8) Still less could Philo s Logos have become flesh, for Philo considered the body as the prison of the soul.

9) Although Philo often personifies the Logos. Comp. the above work, p. 88. [That Philo's expressions, which might at first sight seem to imply personality, are to be understood merely as personifications, has been put beyond all reasonable doubt by Dorner (On the Person of Christ, vol. i. pp. 19 ff.) Mosheim has very ably maintained the same opinion in his notes to Cudworth (Intell. System, ii. 323 ff.), in which he gives a very masterly sum of Philo's views. Conybeare (Bampton Lectures for 1824, p. 63) expresses himself of a different mind, but does not state his reasons.—ED.]

10) Comp. Nitzsch, On the Essential Trinity of God (Stud, und Krit. 1841, 2)

11) The doctrine of the eternal incarnation of Christ was no doubt alluded to in Mic. v. 2: 'His goings forth have been from of old, from everlasting.' Comp. Schöberlein, On the Christian Doctrine of the Atonement (Stud, und Krit. 1845, 2, 297).

12) What has been said may be applied to the relation between God and the world. The fact of God as God being in the world establishes His superiority to it. Were
God only in the world, and not at the same time above it, He would not be in the world as God, but as a product of the world itself, and this immanence would be anything but the immanence of God.

13) The punctuation of the Alexandrians, οὐδὲ ἓν. ὃ γέγονεν, ἐν αύτῷ, harmonizes well with their view of the world. It obscures the connection. See Lücke, p. 304.

14) In other places Christ is styled simply The life; but here, The principle of life, doubtless to prevent His being identified with the natural life of the world.

15) It is characteristic that Philo, even in the creation of the rational world, makes the more abstract and general, e.g. , the idea of the sky and of empty space, precede the more concrete, e.g., light, and even the spiritual in itself precede the specific spiritual.

16) In appearance, everything springs at first from the undeveloped ; and many let themselves be misled by this appearance to assume that even the Spirit, God Him
self, proceeds from the undeveloped.
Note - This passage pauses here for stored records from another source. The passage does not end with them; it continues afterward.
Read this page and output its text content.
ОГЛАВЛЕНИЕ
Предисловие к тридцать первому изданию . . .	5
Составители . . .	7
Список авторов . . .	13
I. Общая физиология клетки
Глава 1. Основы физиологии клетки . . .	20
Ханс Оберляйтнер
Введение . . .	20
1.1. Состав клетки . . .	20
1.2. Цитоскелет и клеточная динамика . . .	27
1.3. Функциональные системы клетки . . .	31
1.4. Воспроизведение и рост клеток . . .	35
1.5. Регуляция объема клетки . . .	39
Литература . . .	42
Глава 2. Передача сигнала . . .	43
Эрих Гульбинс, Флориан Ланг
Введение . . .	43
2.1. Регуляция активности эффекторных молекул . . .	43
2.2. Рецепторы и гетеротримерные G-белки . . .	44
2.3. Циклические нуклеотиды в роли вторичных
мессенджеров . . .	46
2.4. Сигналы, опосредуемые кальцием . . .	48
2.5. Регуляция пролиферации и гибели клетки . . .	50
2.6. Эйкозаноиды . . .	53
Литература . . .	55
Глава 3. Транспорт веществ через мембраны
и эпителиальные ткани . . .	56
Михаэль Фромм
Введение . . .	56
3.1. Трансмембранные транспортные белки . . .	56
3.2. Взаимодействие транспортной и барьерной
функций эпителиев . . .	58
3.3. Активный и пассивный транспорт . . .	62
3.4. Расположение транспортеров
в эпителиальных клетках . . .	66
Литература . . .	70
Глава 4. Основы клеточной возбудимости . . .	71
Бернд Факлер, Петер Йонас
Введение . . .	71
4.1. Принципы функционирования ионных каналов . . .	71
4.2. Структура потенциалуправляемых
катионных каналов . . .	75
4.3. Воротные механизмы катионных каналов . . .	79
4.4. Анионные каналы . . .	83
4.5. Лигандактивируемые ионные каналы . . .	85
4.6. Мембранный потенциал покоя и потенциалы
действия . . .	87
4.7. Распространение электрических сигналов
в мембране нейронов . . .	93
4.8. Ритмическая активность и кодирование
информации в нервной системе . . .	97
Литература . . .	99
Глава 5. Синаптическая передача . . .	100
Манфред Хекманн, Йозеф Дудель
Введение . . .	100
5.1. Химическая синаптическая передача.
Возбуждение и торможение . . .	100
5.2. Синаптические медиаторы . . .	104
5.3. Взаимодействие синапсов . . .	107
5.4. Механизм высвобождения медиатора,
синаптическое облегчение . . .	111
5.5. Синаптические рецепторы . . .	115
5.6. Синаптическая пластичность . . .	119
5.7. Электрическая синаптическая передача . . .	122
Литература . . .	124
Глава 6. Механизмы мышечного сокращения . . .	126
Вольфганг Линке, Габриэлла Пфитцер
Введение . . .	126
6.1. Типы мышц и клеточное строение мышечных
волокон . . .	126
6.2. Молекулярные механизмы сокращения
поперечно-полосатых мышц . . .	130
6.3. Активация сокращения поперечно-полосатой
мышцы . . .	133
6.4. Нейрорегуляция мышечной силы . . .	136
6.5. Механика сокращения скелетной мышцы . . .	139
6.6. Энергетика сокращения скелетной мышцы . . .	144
They do not consider that even in the nature which appears, everything that can be called egg or seed has behind it a developed life of its own kind, and that so they are very sensuous in apprehending nature from the mere outside and first appearance which presents itself.
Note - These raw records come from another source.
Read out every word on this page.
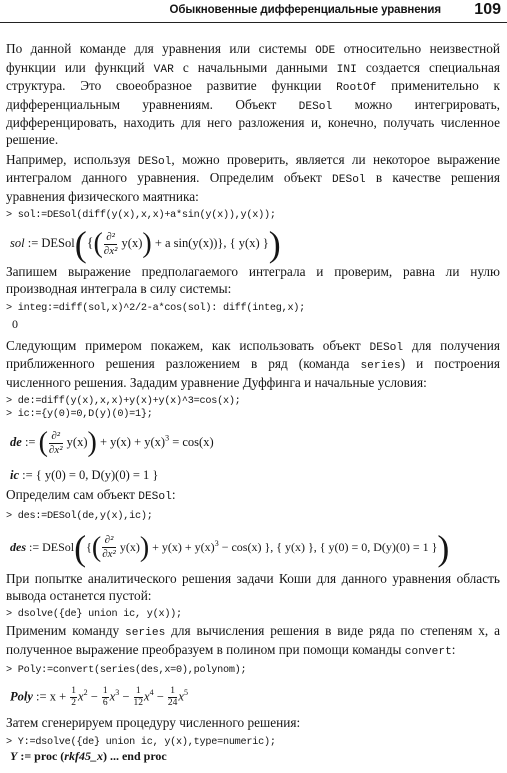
Обыкновенные дифференциальные уравнения 109

По данной команде для уравнения или системы ODE относительно неизвестной функции или функций VAR с начальными данными INI создается специальная структура. Это своеобразное развитие функции RootOf применительно к дифференциальным уравнениям. Объект DESol можно интегрировать, дифференцировать, находить для него разложения и, конечно, получать численное решение.

Например, используя DESol, можно проверить, является ли некоторое выражение интегралом данного уравнения. Определим объект DESol в качестве решения уравнения физического маятника:

> sol:=DESol(diff(y(x),x,x)+a*sin(y(x)),y(x));
sol := DESol({( $\frac{\text{∂²}}{\text{∂x²}} y(x)) + a$ sin(y(x))}, { y(x) })

Запишем выражение предполагаемого интеграла и проверим, равна ли нулю производная интеграла в силу системы:

> integ:=diff(sol,x)^2/2-a*cos(sol): diff(integ,x);
0

Следующим примером покажем, как использовать объект DESol для получения приближенного решения разложением в ряд (команда series) и построения численного решения. Зададим уравнение Дуффинга и начальные условия:

> de:=diff(y(x),x,x)+y(x)+y(x)^3=cos(x);
> ic:={y(0)=0,D(y)(0)=1};
de := ( $\frac{\text{∂²}}{\text{∂x²}} y(x)) + y(x) + y(x)^3 = \cos(x)$
ic := { y(0) = 0, D(y)(0) = 1 }

Определим сам объект DESol:

> des:=DESol(de,y(x),ic);
des := DESol({( $\frac{\text{∂²}}{\text{∂x²}} y(x)) + y(x) + y(x)^3 - \cos(x)$ }, { y(x) }, { y(0) = 0, D(y)(0) = 1 })

При попытке аналитического решения задачи Коши для данного уравнения область вывода останется пустой:

> dsolve({de} union ic, y(x));

Применим команду series для вычисления решения в виде ряда по степеням x, а полученное выражение преобразуем в полином при помощи команды convert:

> Poly:=convert(series(des,x=0),polynom);
Poly := $x + \frac{1}{2} x^2 - \frac{1}{6} x^3 - \frac{1}{12} x^4 - \frac{1}{24} x^5$

Затем сгенерируем процедуру численного решения:

> Y:=dsolve({de} union ic, y(x),type=numeric);
Y := proc (rkf45_x) ... end proc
17) V. Baur writes (in the treatise referred to, p. 12), 'Only so far as the Logos, as the principle of life and of light, is the light of men, has He, as the light that shineth in darkness, the darkness for an opposite, and therefore darkness must be takenchiefly in an ethical sense. But since the whole matter under consideration proceeds from the absolute, and. mediated by the Logos as the principle of the divine self-revelation and world-creation, moves onward to the contrast between God and the world, light and darkness, we are, even in respect to the ethical, referred back to thegeneral cosmic connection of principles, in which ethical and physical, freedom and necessity, spirit and nature, are still comprehended in their unity, as the meta physical background, which is the essential supposition of everything whereby moral volition and action realize themselves in the realm of ethics.' And this is called interpreting John, who has written John i. 3, and 1 John ii. 5 and 7.
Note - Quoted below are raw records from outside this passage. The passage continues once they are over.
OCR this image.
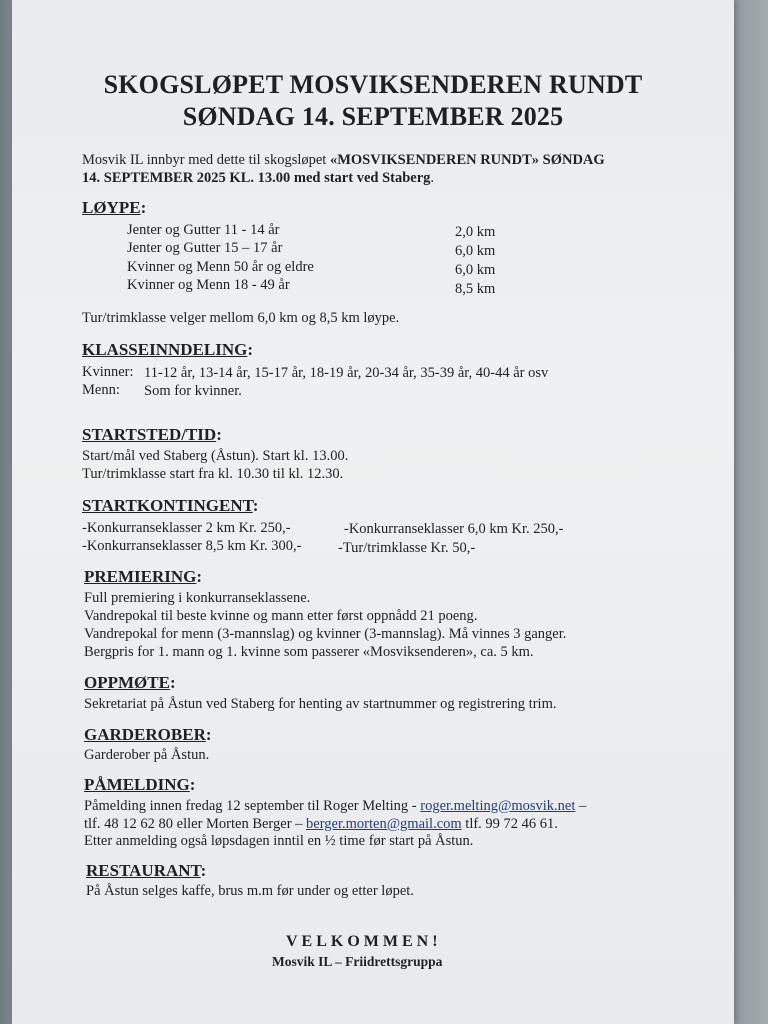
SKOGSLØPET MOSVIKSENDEREN RUNDT
SØNDAG 14. SEPTEMBER 2025
Mosvik IL innbyr med dette til skogsløpet «MOSVIKSENDEREN RUNDT» SØNDAG
14. SEPTEMBER 2025 KL. 13.00 med start ved Staberg.
LØYPE:
Jenter og Gutter 11 - 14 år	2,0 km
Jenter og Gutter 15 – 17 år	6,0 km
Kvinner og Menn 50 år og eldre	6,0 km
Kvinner og Menn 18 - 49 år	8,5 km
Tur/trimklasse velger mellom 6,0 km og 8,5 km løype.
KLASSEINNDELING:
Kvinner: 11-12 år, 13-14 år, 15-17 år, 18-19 år, 20-34 år, 35-39 år, 40-44 år osv
Menn: Som for kvinner.
STARTSTED/TID:
Start/mål ved Staberg (Åstun). Start kl. 13.00.
Tur/trimklasse start fra kl. 10.30 til kl. 12.30.
STARTKONTINGENT:
-Konkurranseklasser 2 km Kr. 250,-	-Konkurranseklasser 6,0 km Kr. 250,-
-Konkurranseklasser 8,5 km Kr. 300,-	-Tur/trimklasse Kr. 50,-
PREMIERING:
Full premiering i konkurranseklassene.
Vandrepokal til beste kvinne og mann etter først oppnådd 21 poeng.
Vandrepokal for menn (3-mannslag) og kvinner (3-mannslag). Må vinnes 3 ganger.
Bergpris for 1. mann og 1. kvinne som passerer «Mosviksenderen», ca. 5 km.
OPPMØTE:
Sekretariat på Åstun ved Staberg for henting av startnummer og registrering trim.
GARDEROBER:
Garderober på Åstun.
PÅMELDING:
Påmelding innen fredag 12 september til Roger Melting - roger.melting@mosvik.net –
tlf. 48 12 62 80 eller Morten Berger – berger.morten@gmail.com tlf. 99 72 46 61.
Etter anmelding også løpsdagen inntil en ½ time før start på Åstun.
RESTAURANT:
På Åstun selges kaffe, brus m.m før under og etter løpet.
VELKOMMEN!
Mosvik IL – Friidrettsgruppa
18) Of the λόγος. σπερματικός. See Justin Martyr, Apol. ii.

19) See Schöberlein's treatise referred to, p.

20) Characterizing passive religion.

21) On the expression ἡν ἐρχόμενον, comp. Lücke, p. 319. Lücke, after a learned and careful analysis, takes the expression as preterite, allowing himself to be guided by the supposition, that vers. 11-13 refer to New Testament matters. But this is a wrong supposition. The sense of the expression receives its explanation from the idea of the real substantial advent of Christ.

22) On the various expositions of the antithesis τὰ ἴδια and οἱ ἴδιοι, compare Lücke.

23) Lücke maintains, that the expressions, vers. 11, 12, 13, are to be understood as referring to New Testament times. This is, however, contrary to strict speculative sequence of the context. He observes : It could doubtless be said of the Old Testament revelations, οἱ ἴδιοι αὐτὸν οὐ παρέλαβον. Doubtless indeed, comp. John xii. 39, &c. Further, τὸ ὄνομα αὑτοῦ would never be used with respect to the Messianic name of the Logos in the Old Testament—the Christ of prophecy. Comp. against this view, John v. 46, viii. 56, xii. 41. Finally, the sonship of God effected by the Logos would never be attributed to the faith of the Old Testament, but of the New Testament life. Against this, comp. John viii. 39, x. 35.

24) Οὐκ ἐξ αἱμάτων.

25) On the current expositions of this passage, see Lücke, p. 331. The proper signification and reference of this passage to the miraculous birth of Christ would have been perceived earlier, had not the substantial advent of Christ been too much lost sight of.

26) As, for example, in the history of Judah, Gen. xxxviii., in which, however, the fanatical veneration of Tamar for the theocratic in the house of Judah (notwithstanding her error), is to be taken well into consideration. Judah sank here below his dignity; yet notwithstanding, the formative impulse (the will) of the theocratic nobility was ruling in his flesh.

27) From the reference of this passage to Christ's birth of the Virgin, it is clear that the Evangelist could not speak here of the will of the man or of the woman.

28) Köstlin indeed maintains (Lchrbeyriff des Evancjeliums und der Briefe Johannes, p. 159), His being made flesh has not yet advanced further in the way of development than to His being clothed with a human body, and to immediate active and passive participation in what happened to and around Him on earth. This overlooks the fact, that becoming flesh is, in its very nature, the last development in becoming man. Or would flesh, pure and simple, be human flesh? Yet Köstlin thinks that ἄνθρωπος would have done here equally well as σάρξ. But the Evangelist perhaps had grounds for not choosing the expression ἄνθρωπος, and for choosing the expression σάρξ, namely, not to approach too closely to the idea of the ideal eternity of the God-man.

29) See Fromman, der Johann. Lehrbegriff, ii. 351.

30) Distinctive oneness in the case of man involves uniqueness, that is, individuality; and if no special human personality is ascribed to Christ in contrast to the divine-human personality, yet He must not be thereby deprived of human individuality. His individuality consists in embracing as unity, all individuals of the human race. Are all individualities to find their unity in one who is not an individual?

31) The expression, the Logos was made flesh, is so pregnant, that no other could be substituted for it. The word Logos cuts away all Ebionite conceptions, and the word flesh all gnostic-docetic. The expression, He was made, can be used for refuting Nestorianism. It is much stronger than if it were said, He came in the flesh

32) V. Baur (as above, p. 20) disputes the supposition, that the prologue exhibits distinct marks of historical progress in the revelation of the Logos until His incarnation. 'The prologue has no knowledge of a historic Christ in this sense, but the Logos becomes historic through His entrance into the world and human history by His being the light shining in darkness. What is signified by the Logos being made flesh, can therefore, from the Evangelist s standpoint, be considered as only an adjunct, a mere accident of the substantial existence of the Logos.' The fundamental thought of Christianity only an adjunct! It was natural, moreover, for the author, when dealing with this decisive watchword, to characterize his position towards historic Christianity.